Na verdade, muitos consideram estas quatro canções iniciais os pilares eternos que sustentam "Nevermind", mas não podemos olvidar das demais canções. Como não perceber o desabafo sincero e sôfrego de "Lithium" e "Something In the Way", ambas faixas contruídas com um alicerce musical perene? Ou ainda "Territorial Pissings", "Drain You", "On a Plain", "Polly", "Stay Away" e "Lounge Act"?

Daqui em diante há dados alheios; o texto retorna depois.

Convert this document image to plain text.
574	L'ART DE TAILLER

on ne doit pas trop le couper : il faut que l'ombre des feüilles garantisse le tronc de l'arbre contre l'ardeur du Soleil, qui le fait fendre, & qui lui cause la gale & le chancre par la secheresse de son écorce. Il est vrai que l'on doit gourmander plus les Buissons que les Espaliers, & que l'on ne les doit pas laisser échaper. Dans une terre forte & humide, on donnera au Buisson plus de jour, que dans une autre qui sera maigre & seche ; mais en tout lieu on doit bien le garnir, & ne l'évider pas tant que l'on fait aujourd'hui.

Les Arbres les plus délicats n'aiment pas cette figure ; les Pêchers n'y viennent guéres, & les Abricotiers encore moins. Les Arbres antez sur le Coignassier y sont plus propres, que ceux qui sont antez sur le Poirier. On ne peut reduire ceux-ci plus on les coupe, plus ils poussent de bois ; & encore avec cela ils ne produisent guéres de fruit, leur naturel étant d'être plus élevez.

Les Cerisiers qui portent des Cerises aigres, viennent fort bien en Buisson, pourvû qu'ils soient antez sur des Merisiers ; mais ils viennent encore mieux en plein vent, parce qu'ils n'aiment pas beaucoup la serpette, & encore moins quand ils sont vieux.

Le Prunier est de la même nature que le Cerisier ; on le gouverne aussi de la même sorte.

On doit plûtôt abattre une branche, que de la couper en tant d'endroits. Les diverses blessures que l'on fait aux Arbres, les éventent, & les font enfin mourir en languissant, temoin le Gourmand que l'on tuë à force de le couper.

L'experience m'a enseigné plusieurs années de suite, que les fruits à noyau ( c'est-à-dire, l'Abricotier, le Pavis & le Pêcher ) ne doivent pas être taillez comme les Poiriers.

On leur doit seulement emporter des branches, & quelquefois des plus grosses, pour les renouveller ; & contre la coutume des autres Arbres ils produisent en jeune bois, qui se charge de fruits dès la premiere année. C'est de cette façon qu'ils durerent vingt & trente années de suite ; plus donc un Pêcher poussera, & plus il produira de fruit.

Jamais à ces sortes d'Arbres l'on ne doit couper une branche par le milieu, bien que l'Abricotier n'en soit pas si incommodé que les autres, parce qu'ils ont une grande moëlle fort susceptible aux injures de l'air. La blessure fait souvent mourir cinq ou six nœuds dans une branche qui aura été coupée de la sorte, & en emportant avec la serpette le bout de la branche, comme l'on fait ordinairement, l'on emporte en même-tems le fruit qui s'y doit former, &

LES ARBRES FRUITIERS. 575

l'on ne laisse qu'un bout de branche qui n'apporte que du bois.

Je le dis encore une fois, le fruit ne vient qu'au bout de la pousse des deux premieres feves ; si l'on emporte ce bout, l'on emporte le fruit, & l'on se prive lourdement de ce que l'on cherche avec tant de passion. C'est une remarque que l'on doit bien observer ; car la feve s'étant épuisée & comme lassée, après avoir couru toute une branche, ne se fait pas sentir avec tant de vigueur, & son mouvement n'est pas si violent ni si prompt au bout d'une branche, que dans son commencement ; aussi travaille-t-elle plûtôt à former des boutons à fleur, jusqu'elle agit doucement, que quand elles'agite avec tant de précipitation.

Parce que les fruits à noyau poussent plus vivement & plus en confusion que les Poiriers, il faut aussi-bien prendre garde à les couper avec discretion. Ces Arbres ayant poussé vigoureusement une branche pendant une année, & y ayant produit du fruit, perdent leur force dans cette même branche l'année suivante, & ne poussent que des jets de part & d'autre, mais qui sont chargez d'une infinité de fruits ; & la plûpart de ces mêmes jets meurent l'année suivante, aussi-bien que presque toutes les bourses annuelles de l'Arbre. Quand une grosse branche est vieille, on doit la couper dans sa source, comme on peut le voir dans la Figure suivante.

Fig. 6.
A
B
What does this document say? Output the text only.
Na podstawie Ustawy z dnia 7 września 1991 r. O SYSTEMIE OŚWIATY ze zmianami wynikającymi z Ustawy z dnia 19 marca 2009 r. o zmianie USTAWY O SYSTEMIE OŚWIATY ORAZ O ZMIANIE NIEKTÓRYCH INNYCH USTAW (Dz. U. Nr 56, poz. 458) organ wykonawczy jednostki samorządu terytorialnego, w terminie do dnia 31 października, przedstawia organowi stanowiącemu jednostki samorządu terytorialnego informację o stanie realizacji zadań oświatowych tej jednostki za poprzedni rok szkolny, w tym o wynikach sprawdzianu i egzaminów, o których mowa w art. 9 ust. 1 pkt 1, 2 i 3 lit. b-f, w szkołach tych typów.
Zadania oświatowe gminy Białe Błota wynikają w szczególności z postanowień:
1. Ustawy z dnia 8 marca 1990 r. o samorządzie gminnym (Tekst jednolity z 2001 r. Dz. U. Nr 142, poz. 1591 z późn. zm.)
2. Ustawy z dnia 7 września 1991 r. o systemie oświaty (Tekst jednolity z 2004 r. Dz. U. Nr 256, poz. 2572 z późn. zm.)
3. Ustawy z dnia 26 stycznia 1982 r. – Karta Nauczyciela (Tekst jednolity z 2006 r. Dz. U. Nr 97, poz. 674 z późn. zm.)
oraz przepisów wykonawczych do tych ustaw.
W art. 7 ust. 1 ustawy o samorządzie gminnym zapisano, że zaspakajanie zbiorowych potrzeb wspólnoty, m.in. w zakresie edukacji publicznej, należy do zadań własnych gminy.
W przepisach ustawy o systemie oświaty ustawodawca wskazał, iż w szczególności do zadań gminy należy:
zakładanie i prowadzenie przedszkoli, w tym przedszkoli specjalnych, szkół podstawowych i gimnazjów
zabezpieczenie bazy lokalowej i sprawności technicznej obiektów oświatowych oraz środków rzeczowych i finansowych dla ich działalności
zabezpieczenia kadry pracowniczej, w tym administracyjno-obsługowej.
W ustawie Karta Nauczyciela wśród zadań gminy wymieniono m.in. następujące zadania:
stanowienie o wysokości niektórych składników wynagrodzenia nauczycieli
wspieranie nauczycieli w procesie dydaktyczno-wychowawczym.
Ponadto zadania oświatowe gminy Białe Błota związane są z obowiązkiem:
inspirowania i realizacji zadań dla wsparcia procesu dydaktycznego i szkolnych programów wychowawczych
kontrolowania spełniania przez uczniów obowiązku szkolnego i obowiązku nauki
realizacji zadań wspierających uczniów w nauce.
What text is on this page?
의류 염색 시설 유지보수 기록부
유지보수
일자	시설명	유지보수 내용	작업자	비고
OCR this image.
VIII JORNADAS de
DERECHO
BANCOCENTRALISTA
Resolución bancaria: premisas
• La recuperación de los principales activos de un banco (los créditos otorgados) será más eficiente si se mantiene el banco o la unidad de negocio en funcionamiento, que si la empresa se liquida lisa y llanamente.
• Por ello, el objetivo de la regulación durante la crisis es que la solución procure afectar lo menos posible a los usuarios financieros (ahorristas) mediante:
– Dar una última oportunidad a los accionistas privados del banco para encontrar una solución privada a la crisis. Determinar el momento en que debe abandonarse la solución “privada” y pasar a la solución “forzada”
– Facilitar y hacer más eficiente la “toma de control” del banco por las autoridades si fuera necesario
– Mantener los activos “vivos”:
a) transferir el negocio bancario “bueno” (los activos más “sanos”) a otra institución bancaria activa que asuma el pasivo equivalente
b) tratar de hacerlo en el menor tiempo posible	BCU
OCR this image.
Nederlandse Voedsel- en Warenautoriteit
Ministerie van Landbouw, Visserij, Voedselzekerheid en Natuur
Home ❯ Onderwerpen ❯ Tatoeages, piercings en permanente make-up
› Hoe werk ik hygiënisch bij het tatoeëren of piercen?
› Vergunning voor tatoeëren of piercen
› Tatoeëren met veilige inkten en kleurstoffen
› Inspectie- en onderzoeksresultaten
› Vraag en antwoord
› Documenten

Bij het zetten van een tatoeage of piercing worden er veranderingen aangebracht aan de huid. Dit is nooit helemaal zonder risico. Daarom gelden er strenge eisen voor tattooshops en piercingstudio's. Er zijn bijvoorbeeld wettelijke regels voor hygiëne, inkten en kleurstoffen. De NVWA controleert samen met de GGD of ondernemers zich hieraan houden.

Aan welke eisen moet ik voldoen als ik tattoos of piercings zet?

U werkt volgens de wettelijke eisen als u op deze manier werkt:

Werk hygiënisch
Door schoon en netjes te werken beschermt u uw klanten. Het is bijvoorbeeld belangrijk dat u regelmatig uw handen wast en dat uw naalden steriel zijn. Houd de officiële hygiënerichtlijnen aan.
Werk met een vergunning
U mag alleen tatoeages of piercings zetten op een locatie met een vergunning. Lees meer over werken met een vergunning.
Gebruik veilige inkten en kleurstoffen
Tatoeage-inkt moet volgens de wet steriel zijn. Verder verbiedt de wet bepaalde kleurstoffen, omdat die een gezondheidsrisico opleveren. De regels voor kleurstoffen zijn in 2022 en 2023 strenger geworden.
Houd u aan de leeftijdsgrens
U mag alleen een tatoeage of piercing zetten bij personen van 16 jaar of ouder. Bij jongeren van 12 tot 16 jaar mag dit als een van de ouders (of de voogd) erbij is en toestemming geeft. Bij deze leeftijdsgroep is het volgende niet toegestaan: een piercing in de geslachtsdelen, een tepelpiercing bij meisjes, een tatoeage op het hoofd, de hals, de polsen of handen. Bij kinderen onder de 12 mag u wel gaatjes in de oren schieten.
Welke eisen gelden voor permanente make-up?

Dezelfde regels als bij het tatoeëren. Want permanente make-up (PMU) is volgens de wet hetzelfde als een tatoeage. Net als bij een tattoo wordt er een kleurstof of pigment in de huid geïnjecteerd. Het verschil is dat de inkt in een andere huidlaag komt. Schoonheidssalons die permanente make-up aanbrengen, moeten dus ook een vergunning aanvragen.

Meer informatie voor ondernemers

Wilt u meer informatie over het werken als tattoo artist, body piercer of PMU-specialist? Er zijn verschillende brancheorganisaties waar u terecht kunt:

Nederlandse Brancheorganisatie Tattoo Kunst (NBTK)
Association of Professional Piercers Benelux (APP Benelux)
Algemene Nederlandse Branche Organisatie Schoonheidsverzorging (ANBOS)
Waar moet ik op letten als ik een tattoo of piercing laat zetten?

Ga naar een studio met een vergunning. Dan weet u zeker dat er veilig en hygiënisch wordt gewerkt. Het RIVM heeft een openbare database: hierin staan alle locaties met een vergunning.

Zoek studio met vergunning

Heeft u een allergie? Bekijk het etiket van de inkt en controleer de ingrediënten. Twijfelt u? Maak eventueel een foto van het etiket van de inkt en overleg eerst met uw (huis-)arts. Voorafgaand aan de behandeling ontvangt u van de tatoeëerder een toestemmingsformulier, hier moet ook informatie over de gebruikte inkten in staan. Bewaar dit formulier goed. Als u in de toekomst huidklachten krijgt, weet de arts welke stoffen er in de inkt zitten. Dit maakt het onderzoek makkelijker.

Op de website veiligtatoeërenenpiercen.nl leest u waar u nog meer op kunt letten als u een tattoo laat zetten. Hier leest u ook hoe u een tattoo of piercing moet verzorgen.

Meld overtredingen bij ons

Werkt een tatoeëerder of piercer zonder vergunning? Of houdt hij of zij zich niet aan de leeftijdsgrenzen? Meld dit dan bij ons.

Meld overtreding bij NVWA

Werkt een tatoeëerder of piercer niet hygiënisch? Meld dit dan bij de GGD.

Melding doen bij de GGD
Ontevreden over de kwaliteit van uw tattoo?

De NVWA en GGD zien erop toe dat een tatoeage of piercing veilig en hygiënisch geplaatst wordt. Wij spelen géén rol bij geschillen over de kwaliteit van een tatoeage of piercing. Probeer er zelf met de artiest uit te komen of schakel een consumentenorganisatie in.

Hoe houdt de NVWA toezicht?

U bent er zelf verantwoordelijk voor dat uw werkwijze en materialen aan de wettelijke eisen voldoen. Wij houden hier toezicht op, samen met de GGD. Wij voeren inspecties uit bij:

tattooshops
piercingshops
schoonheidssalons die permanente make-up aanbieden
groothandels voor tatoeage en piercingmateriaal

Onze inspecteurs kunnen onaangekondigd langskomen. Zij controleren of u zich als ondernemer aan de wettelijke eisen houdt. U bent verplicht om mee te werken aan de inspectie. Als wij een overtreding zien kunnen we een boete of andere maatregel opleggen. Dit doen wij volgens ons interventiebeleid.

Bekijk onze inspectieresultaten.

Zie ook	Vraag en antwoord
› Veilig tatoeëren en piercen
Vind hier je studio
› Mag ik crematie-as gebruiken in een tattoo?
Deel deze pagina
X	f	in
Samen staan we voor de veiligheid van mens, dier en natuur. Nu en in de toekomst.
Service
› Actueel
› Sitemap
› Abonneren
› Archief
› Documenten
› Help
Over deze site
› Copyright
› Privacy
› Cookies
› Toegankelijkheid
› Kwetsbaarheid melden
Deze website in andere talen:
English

Todas canções são especiais. Além de concretizações sinceras, são músicas que movimentaram a cena musical de todo o mundo, desde os Estados Unidos até o Velho Mundo. Com estas canções, a Terra não conheceu apenas um dos melhores grupos já vistos, mas também o (provável) ícone eterno que, em uma geração, sintetizou todo o anseio de quase cinco décadas de rock n roll. Bob Dylan, no auge de sua nobreza, quando ouviu "Polly" na sala do editor da Rolling Stone, Michael Lydon, apenas disse: "Esse garoto tem coragem." Tantos outros amariam ou odiariam Cobain, mas Dylan foi perfeito em sua constatação: Kurt e o Nirvana eram corajosos, e ninguém pode dizer o contrário sem correr o risco de errar feio.

Até hoje, "Nevermind" é considerado por muitos estudiosos dedicados à música e ao rock n roll como o segundo melhor disco da história da humanidade, apenas superado por "Revolver", confeccionado pelos quatro rapazes de Liverpool. No entanto, não há uma certeza quanto a isso. O Nirvana é uma banda amada por muitos e literalmente odiada por tantos outros. Todavia, acreditamos que, após uma reflexão, devemos nos curvar a "Nevermind" com deferência, afinal, ele foi o álbum que destronou "Dangerous", de Michael Jackson, do topo das paradas, e lançou-se sobre os dois "Use Your Illusions" do Guns e o "Black Album" do Metallica, ultrpassando-os em vendagem e, em certo ponto, em qualidade artística.

Se o Nirvana é eterno, "Nevermind" é o primeiro degrau desta escadaria, degrau este que deve ouvido por todos com respeito e zelo, seja qual for a posição ouvinte sobre a banda. Muito da musicalidade dos anos 90 deve a este álbum o seu crédito e, todos nós, apaixonados por música, esperamos ansiosa e ilusoriamente por um novo "Nevermind". Afinal, ele é satisfação e intensidade do início ao fim.